The Place of Ambiguity in Life and Art

Posted by Bruce Wilson on July 22, 2009 at 3:38 pm | Filled Under: Arthoughts| No comments
 
In writing or speaking about art, or anything else for that matter, I encounter the ambiguity of my existence. “I”, the author or speaker, exists in different rolls, as a person, a painter, a writer, teacher or whatever; but to actually “materialize” this “I”, to become the author, an “I” which can be fully understood and grasped as a holder or producer of meaning is playing with an unreality. I author an “I” that only exists in the context of others with whom I seek meaning. In this context, “I” is limited and at best just an ephemeral, moving target within, which feeds on meaning.
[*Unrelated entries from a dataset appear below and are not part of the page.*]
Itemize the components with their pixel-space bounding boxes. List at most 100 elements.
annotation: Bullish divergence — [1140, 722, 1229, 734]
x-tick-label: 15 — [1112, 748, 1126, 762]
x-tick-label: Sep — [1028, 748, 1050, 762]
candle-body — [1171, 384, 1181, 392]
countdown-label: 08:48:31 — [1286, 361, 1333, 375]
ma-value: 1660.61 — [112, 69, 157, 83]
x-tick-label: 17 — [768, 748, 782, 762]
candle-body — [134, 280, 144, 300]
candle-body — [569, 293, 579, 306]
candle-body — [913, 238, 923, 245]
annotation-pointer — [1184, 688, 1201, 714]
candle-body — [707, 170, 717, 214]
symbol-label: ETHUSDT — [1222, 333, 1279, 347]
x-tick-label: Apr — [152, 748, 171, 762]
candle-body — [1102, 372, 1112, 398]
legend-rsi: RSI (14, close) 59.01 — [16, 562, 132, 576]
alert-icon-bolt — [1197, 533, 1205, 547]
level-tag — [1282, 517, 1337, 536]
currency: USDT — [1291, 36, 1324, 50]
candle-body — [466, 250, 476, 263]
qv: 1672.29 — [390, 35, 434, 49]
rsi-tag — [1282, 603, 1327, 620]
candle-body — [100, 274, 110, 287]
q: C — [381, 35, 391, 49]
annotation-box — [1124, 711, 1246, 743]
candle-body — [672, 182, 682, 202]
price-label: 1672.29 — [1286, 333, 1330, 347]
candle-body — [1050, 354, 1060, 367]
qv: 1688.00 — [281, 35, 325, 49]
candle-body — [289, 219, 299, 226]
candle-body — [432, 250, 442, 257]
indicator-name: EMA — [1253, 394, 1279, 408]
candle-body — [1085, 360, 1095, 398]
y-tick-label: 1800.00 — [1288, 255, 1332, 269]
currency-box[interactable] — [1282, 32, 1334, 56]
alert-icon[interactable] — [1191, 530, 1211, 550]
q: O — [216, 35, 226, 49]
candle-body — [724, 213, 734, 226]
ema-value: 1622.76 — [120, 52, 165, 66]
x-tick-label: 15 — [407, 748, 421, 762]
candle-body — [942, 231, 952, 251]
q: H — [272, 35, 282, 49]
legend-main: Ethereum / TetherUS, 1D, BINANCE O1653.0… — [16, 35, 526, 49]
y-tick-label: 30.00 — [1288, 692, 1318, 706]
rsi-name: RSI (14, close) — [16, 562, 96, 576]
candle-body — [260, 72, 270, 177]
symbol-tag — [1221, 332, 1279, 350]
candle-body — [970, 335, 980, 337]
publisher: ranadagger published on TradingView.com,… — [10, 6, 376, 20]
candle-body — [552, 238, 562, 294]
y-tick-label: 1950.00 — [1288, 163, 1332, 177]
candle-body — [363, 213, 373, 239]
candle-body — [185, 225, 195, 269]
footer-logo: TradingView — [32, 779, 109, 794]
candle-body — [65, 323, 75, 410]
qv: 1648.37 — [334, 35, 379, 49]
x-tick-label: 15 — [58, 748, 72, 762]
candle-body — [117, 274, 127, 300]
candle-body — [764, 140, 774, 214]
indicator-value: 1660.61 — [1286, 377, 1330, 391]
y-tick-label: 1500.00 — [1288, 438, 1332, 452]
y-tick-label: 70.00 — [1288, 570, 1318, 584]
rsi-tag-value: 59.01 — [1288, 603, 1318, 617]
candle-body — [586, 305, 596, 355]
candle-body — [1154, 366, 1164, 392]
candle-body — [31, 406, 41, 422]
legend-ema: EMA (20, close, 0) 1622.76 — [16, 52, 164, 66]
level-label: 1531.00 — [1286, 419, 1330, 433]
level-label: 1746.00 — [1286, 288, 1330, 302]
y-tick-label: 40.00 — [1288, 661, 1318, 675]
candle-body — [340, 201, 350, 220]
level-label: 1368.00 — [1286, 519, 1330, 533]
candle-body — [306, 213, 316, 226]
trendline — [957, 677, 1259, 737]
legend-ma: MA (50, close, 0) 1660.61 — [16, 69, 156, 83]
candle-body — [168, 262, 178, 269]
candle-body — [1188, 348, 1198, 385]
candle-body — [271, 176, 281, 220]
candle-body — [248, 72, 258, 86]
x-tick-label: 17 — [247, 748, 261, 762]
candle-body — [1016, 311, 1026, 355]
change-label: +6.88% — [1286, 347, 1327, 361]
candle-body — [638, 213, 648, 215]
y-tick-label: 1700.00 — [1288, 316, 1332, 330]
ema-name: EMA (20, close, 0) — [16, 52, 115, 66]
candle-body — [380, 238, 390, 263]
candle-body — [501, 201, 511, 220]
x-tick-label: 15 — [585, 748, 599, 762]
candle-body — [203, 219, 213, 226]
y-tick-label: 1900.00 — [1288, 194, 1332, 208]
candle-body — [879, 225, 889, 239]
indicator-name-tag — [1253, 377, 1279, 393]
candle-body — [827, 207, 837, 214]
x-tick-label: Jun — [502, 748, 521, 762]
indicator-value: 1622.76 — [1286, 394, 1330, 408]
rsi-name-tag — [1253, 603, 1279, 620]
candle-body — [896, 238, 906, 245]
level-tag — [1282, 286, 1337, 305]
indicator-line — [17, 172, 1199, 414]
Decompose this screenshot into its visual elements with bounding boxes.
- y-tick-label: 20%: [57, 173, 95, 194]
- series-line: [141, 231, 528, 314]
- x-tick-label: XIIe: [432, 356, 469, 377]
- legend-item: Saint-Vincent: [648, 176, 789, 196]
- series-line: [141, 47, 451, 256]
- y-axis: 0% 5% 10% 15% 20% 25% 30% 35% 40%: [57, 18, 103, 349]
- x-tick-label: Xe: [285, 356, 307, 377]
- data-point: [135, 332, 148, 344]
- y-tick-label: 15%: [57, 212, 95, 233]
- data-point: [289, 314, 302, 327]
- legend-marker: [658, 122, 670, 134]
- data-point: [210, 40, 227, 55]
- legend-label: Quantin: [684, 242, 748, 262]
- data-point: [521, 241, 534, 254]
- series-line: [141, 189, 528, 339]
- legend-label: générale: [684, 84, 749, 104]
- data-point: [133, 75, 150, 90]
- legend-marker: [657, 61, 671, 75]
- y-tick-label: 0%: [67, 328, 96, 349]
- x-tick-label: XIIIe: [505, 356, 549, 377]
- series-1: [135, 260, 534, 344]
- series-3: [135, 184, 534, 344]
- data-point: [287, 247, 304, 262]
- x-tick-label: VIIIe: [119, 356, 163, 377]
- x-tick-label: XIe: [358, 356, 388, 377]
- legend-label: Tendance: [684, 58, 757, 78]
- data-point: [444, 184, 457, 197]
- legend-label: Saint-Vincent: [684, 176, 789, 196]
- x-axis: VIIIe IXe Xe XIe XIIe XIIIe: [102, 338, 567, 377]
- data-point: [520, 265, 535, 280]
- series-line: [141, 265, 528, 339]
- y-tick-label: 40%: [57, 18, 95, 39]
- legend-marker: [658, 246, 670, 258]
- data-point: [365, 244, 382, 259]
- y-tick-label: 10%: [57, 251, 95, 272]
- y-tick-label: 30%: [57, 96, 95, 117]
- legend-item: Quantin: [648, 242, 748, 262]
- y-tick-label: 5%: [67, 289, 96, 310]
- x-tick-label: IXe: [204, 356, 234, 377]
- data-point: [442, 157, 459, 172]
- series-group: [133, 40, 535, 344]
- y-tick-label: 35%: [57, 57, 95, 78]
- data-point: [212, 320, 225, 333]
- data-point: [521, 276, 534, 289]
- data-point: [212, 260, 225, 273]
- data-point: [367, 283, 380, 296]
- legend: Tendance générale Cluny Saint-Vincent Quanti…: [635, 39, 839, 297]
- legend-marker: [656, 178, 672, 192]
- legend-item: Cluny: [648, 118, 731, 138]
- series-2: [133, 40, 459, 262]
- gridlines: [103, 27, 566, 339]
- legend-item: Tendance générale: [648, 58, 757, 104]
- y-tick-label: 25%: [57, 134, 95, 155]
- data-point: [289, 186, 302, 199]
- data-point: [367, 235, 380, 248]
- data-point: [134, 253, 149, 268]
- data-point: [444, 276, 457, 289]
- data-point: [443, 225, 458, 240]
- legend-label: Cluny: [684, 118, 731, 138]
Meaning becomes a currency of relationship.
 
In the economy of meaning, “What does it mean?” is a question I am often asked in reference to one of my paintings. But whatever meaning a thing holds is totally dependent on the meaning one has constructed for oneself before encountering that thing. That prior meaning is a unique set of baggage that we all bring to each experience of our daily lives. It’s a conceptual prison and at the same time, the doorway to a more free and expansive consciousness. However, the door has to be opened.
 
These words, which you are currently reading, partially limit your focus of awareness to their serial display on this page, which is one layer of context in which their meaning is constructed. Viewing a painting invites another type of context, a visual whole, an “at once” experience. But the linear propensity of the mind immediately jumps in and is drawn to one element after another within the painting. Associations appear among the visual elements which are identified as a bird, a sky, a tree, a person, etc. The mind can’t let things just be.
 
Yet, paradoxically, it is this “just being” that is the purest expression of “I”. In just simply being, one can find great contentment, even love, and bliss, a feeling of at-one-ment. But to open the door to that state of just being, one has to first accept a certain kind of ambiguity about oneself and his/her condition of being. It’s an ambiguity about existence, an existential doubt, that drives us to applying meaning to every moment of living experience.
 
That drive toward meaning has to be suspended to cross the field of our ambiguous existence, to settle into just being. The “I” then melts into being, and the boundaries and limitations that normally prop up the “I” with meaningful points of reference fade into the ground of that being.
 
As I write this post about the place of ambiguity in life and art, what comes to me is that art serves three purposes in the subtle, but ubiquitous state of ambiguity. One is to make things more clear to us, to help us see things in a new light, to supply points of reference for the making of meaning that we might not have considered before. This purpose aids us in our personal development as human beings, as the “I” that seeks meaning. This voice of art speaks to different levels of our evolution and brings a confidence to oneself and a sense of place in the world which is then able to confront our ambiguous existence.
 
The second purpose that art serves is to bring us face to face with the myriad ways in which the ambiguous challenges us to go beyond the comfortable, to loosen our mental and emotional grasp on our limited world view. Here we begin to navigate the field of ambiguity and expose ourselves to it’s inherent paradoxes. Our attachment to a world view is questioned and we become more open to the realization that our perspective on life as much as it may serve us well is also limited and confining.
 
The third purpose that art serves is to point us in the direction of that more free and expansive consciousness that lies beyond all ambiguities, and rests in a place of simply being which is void of meaning, a being that is beyond opposites such as being and non-being. Here there are no answers to “What does it mean?”, because there arise no questions.
 
To achieve this final purpose the artwork has to portray a high degree of integration of its elements, and its composition must communicate a strong sense of balance. An interconnectedness of all its elements presents a visual wholeness. This wholeness is a reflection of the viewer’s own state of perfect unity before the mind makes waves on the waters of ambiguity. To the degree that a piece of art accomplishes this is the degree of its success as a work of art.